O Metrô




17:00. Desliga o computador, aguarda o leve sinal sonoro do Windows avisando que o programa está definitivamente encerrado. Pega sua bolsa, guarda nela o livro que deixou o dia todo em cima da mesa e sai da sala, rumo à registradora eletrônica de ponto, para ali encerrar oficialmente mais um dia de trabalho. Cumprimenta alguns conhecidos que encontra por ali, jogando conversa fora enquanto esperam algo. Passa seu crachá, guarda-o na bolsa e sai dos domínios da empresa, rumo ao elevador que o levaria do 15° andar ao térreo, para a luz do sol. Corredor vazio. Ótimo, não tinha a intenção de conversar. Sua cota de assuntos triviais para quebrar gelo já se encerrara há algumas horas, e tudo o que queria naquele momento era o silêncio libertador do fim do dia, permitido apenas àqueles que sabem que o dia seguinte será religiosamente igual ao anterior, e assim sucessivamente, até que o próximo fim de semana venha com a carta de alforria que dá a falsa sensação de liberdade que a vida pessoal nos faz acreditar termos. 

Entra no elevador, que também está vazio. E vazio permanece até o térreo, de onde sai sem cumprimentar ninguém em direção à porta. Ainda de dentro da recepção pode ver a rua, agitada como sempre. Sai pela porta que o recebe todos os dias pela manhã, e logo de cara esbarra com um universitário que passa distraído ouvindo sua música no fone de ouvido. Educadamente o rapaz pede desculpas e pergunta se o machucou. Apenas agradece e diz para não se preocupar-se, pois estava bem. Queria ter perguntado ao jovem que música ouvia com tanta concentração que o fez desligar-se do mundo externo, mas pensou que o rapaz poderia entender sua pergunta como uma repreensão pelo esbarrão, e deixou como estava. Mas ficou curioso. Queria saber apenas qual era a canção que tinha esse poder de desligar do mundo qualquer pessoa mentalmente ativa, para escuta-la e fazer dela seu hino. 

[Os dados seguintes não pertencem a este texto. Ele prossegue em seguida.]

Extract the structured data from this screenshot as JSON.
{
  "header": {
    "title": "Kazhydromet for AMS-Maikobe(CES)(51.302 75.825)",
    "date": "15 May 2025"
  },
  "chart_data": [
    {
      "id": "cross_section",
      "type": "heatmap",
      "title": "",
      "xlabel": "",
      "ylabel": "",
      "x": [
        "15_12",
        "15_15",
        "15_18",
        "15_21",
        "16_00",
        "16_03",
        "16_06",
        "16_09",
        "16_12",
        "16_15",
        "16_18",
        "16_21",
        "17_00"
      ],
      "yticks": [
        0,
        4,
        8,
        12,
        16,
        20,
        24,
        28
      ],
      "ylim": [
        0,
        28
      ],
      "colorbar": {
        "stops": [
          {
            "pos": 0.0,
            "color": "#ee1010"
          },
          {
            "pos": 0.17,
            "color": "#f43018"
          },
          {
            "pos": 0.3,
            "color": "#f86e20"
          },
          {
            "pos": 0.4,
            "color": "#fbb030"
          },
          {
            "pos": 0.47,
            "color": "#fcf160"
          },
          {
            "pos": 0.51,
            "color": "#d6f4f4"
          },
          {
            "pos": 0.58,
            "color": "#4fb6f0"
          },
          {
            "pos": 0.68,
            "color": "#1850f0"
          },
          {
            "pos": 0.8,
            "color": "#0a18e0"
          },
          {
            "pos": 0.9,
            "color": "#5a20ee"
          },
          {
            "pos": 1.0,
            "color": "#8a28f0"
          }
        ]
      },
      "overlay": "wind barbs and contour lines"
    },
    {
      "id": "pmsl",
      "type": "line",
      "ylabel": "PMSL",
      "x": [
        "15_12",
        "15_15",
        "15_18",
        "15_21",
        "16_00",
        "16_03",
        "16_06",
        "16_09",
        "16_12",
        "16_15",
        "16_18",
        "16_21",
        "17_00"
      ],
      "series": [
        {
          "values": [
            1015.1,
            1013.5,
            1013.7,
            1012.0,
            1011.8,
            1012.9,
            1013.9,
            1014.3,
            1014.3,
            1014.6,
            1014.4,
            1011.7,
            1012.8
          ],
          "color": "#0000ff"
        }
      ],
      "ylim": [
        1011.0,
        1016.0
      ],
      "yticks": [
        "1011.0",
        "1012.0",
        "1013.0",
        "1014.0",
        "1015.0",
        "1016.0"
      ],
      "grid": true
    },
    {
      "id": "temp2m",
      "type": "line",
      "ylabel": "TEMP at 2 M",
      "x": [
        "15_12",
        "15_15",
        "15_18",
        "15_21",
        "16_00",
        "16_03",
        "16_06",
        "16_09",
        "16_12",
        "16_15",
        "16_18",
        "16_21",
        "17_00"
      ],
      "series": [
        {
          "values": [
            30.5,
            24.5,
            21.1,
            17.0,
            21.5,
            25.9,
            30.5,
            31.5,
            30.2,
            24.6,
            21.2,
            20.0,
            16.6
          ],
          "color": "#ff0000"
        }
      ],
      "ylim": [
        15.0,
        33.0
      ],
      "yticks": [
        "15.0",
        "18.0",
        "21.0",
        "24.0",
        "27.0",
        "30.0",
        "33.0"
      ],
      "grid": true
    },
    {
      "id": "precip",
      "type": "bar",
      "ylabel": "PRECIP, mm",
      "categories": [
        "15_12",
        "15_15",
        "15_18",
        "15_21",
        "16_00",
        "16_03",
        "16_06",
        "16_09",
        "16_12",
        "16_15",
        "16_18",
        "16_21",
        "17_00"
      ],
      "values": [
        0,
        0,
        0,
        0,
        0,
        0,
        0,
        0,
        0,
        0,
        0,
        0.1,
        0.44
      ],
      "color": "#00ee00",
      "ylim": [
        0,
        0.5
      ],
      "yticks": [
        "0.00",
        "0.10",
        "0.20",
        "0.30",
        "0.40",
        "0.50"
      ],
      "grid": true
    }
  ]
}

Segue pela rua, enquanto observa os bares já cheios de pessoas aparentemente alegres, que bebem enquanto conversam coisas sem sentido. Chega à estação de metrô onde, assim como em todos os outros dias, embarcaria sentido seu bairro, comum como qualquer outro. Conhece bem aquele espaço: uma entrada pequena sem qualquer glamour, de arquitetura básica, sem qualquer decoração, com uma porta quadrada simples, escadarias de cimento que levam às bilheterias e, ao fundo, as catracas que dão acesso à plataforma onde tomaria seu vagão normalmente. 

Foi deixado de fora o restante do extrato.